Apple still gets all the love…. rats! Samsung has been shipping actual Wacom digitizers in their tablets for going on four years now, including my 1.5-year-old Galaxy Note 12.2… that’s a 12.2″, 2560×1600 screen. Now, sure, I’m not suggesting that anyone’s going to be switching over to tablets of any kind vs. real screens for the best photo editing. Just that Apple’s still getting “firsties” from Adobe, despite being far less suitable to the job than, say, many Android devices.
You still can’t color calibrate an iPad as far as I know – that kinda prevents this from being used professionally.
Also, editing on a 10″ (or 13″ for that matter) feels extremely cramped when you are used to a 23″ Eizo…

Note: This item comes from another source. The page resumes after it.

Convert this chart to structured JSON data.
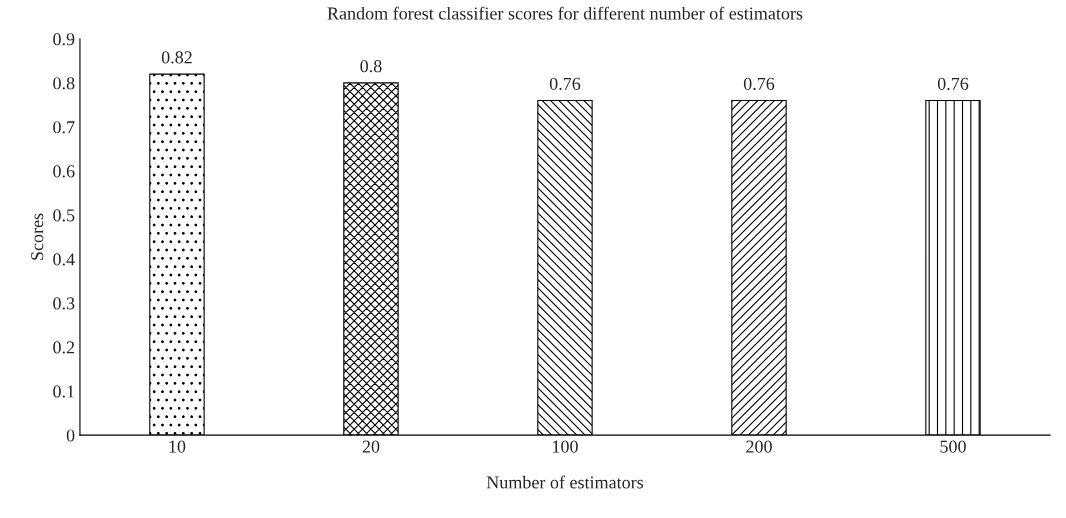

It wouldn’t hurt, I suppose, if they got to where Wacom already is (Cintiq Companion). But, frankly, I find a separate digitizer and screen easier to work with than digitizer-on-screen. Something like the Cintiq is more intuitive at first (you don’t have that awkward week or two of developing coordination), but you do have to block parts of the image with parts of yourself, and since most of retouching is about getting smooth transitions and uniformity, losing the context of what you’re working on under your drawing hand makes under- or over-working the area a lot easier — you have to lift to see if you’re “there” yet.
cool, can’t wait to try this feature.